News Room - Steel Industry

Posted on 30 Oct 2015

Baoshan Steel's Loss Highlights Crisis Engulfing China Mills

Baoshan Iron & Steel Co., China’s second-largest mill by output, swung to a loss in the third quarter and warned that full-year profit could be wiped out in results that signaled the stresses that are engulfing the world’s largest steel industry.

“One can imagine the whole sector’s difficulties now,” Helen Lau, an analyst at Argonaut Securities Asia in Hong Kong, said on Thursday. The situation may get worse as mills that can’t cut costs to match weaker revenue find their margins squeezed further, Lau said.
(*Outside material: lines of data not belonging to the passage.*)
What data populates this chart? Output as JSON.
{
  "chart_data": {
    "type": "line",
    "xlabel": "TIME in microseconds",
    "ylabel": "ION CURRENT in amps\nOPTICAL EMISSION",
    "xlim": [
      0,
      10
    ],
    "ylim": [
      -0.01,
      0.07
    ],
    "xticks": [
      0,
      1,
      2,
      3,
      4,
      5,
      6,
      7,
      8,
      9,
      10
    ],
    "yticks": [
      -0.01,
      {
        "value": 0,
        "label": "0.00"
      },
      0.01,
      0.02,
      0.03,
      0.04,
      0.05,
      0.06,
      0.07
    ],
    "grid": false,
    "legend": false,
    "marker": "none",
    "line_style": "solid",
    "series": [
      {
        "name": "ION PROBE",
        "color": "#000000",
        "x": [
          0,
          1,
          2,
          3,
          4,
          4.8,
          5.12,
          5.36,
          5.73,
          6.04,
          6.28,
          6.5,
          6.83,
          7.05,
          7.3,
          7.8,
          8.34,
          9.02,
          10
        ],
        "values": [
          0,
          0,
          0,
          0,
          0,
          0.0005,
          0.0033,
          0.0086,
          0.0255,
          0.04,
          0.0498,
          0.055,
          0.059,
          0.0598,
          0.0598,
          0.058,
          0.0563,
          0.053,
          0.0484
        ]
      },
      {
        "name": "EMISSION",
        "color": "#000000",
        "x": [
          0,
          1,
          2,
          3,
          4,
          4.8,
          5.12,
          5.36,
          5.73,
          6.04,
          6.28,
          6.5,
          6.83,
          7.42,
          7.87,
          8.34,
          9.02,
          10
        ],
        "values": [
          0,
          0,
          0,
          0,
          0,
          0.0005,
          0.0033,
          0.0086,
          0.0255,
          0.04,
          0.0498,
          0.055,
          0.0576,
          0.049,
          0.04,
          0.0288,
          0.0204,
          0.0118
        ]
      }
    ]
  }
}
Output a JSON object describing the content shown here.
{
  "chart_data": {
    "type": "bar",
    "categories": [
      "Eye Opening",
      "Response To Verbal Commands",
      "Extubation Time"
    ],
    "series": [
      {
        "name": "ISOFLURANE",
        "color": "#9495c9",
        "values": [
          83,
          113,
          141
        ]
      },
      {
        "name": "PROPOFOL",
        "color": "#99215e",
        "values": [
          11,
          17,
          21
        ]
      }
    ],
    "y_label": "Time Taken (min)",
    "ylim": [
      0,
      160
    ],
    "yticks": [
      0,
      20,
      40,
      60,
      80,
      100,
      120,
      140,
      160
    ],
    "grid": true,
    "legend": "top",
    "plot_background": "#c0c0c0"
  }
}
China’s steelmakers, which together account for half global production, are battling contracting demand, slumping prices and overcapacity spurred by the nation’s slowdown. A glut of steel is getting worse as mills haven’t reduced output fast enough, according to the China Iron & Steel Association. Baoshan Steel said the surprise devaluation of the yuan in August -- a move by policy makers to bolster growth -- had led to a one-time foreign-exchange loss as the company switched to yuan debt, contributing to the quarter’s loss.

Shares Drop

Shares in Baoshan Steel fell 0.9 percent to 5.79 yuan in Shanghai at the 11:30 a.m. break compared with a 0.1 percent gain in the Shanghai Composite Index. The stock has lost 17 percent this year after a 71 percent rally in 2014.

Baoshan Steel’s result followed Hebei Iron & Steel Co., China’s largest producer, which said third-quarter profit shrank after sales fell 25 percent. Elsewhere, Maanshan Iron and Steel Co. reported a net loss of 1.34 billion yuan from a profit a year ago. Angang Steel Co. warned earlier this month that it expects to swing to a loss in the third quarter. Last week, Sinosteel Co., a state-owned steel trader, failed to pay interest due on bonds.

Banks are tightening lending and losses are stacking up, Zhu Jimin, deputy head of the China Iron and Steel Association said on Wednesday. Medium- and large-sized mills incurred losses of 28.1 billion yuan in the first nine months of this year, according to CISA. Steel demand in China shrank 8.7 percent in September on-year, it said.